I am looking for some valid points to choose between Oracle Vs SQL Server to handle around 5-6 Terabytes of data. This data will get accumulated over a period of 8 Months. Any data older then 8 months is purged out of the database.
I am considering Oracle 11G Standard Edition and SQL Server 2008 Standard Edition.
I am not looking for ease of development, I am purely looking in terms of handling the huge data and still be able to provide good performance. Apart from performance if there is any parameter which makes any difference then please highlight.
I know price wise there is a lot of difference but that is not a factor if the performance difference is a lot.
I hope to get non-biased answers and no religious war.
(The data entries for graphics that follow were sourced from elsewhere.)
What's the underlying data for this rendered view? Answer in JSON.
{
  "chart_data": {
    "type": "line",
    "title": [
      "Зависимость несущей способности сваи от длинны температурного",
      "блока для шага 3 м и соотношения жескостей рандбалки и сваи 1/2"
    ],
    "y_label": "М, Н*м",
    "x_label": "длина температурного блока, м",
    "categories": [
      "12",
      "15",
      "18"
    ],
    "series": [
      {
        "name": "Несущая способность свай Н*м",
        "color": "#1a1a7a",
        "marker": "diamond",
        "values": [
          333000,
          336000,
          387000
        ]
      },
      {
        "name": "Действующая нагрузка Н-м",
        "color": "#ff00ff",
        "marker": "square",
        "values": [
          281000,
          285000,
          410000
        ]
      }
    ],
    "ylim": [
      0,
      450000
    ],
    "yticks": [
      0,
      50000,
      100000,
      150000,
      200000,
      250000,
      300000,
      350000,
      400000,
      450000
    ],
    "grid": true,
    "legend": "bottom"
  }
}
You won't like this answer, but neither. Oracle and MS SQL Server are roughly equal in terms of their large scale data handling (SQL Server can take an edge in ease of use, Oracle in utility), and when it really comes down to the raw data PostgreSQL can actually edge them both out by a very small margin when optimized.
But if you really want a "big" database, the kind that is proven to work well when you are making legitimate use of 64bit ID columns and TBs of data, then it's (IBM) DB2.
(So far as the religious wars go, I'm an SQL Server guy, but even I know its limits)
I guess it will really depend on what your application developers and ops engineers can support; I imagine that you won't keep this data set on a single server, for redundancy and performance.
If you're writing 6Tb over 8 months that isn't actually a massive insert-rate, so the data churn won't be a problem for any decent hardware.
Most of the performance will come out of correct design, which will to some extend depend on the features of the specific product used.
Without doing a correct design for both, then comparing the fully-prototyped application with production-volumes of data, you're not going to be able to compare them. I guess that's going to be ineffective in terms of cost (developer effort to build TWO prototypes and test them at full data load on production-grade hardware).
I imagine that either would do the job quite nicely, as well as anything else you care to name. It's all going to be about correct application design, using the specific features of the database properly.
It completely depends on what this data is, how its stored, and what you are doing with the data
Assuming its a single table, then Oracle certainly has the 'chops' to do it, but you'll want enterprise edition with the partitioning option. With that, you can partition your data into months, or weeks, or days, or hours, whatever is needed. Its then an easy job to keep your rolling 8 month window ( I assuming its a rolling window, not just that in 8 months time the whole thing will be strapped ).
With any solution, you will want to look at how you are going to do this rolling window, some databases don't take too kindly to you deleting a large % of rows.
Also consider, you'll likely want some solution which can backup that data and recover from failure in a reasonable amount of time.
I'm also thinking for that size database you may need features in the Enterprise edition of SQL Server.
http://www.microsoft.com/sqlserver/2008/en/us/compare-std-ent.aspx
Enterprise tends to have the scalibility features. I'm sure that may be true of Oracle as well.
There are many possible factors influencing the answer and without more information it is hard to give a definitive answer. Examples of these factors are what the source of the data is and at what speed it needs to be recorded, how often it needs to be queried, how easy it is to segment etc.
In general Oracle certainly has the reputation that it can handle larger loads better and can be run on more powerful hardware than SQL Server.
However I think that for large volumes as you are describing it would be wise to also consider other options unless your organisation mandates the use of only those two products.
You are probably better off looking at an "exotic" database product specifically designed to handle those kind of volumes, such as Vertica or even considering non-relational products designed for massive volumes as used by the cloud service providers such as Amazon Elastic Mapreduce and Google App Engine datastore. These products are gaining traction in industries that require huge volumes of data such as telecommunications providers and the financial services industry and the telematics industry.
You haven't mentioned whether you'll be using this database for Online transaction processing, or this is for more data warehousing, business intelligence. There are definitely some purpose-built options for both. Teradata comes to mind for handling very large amounts of data for BI for instance.
I can't speak to "5-6 TB of data", but I currently have 1700 full time fat-client users (Application built in .NET) hammering against a 1.5 TB database using SQL 64bit Itanium.
It performs fine. I think the scaling question is not so much the size of the DB, as it is the number of users and transactions per second.
Oracle can do clustering to expand capacity as far as transactions/second (in certain circumstances) but I wouldn't necessarily prefer either one regarding raw DB size.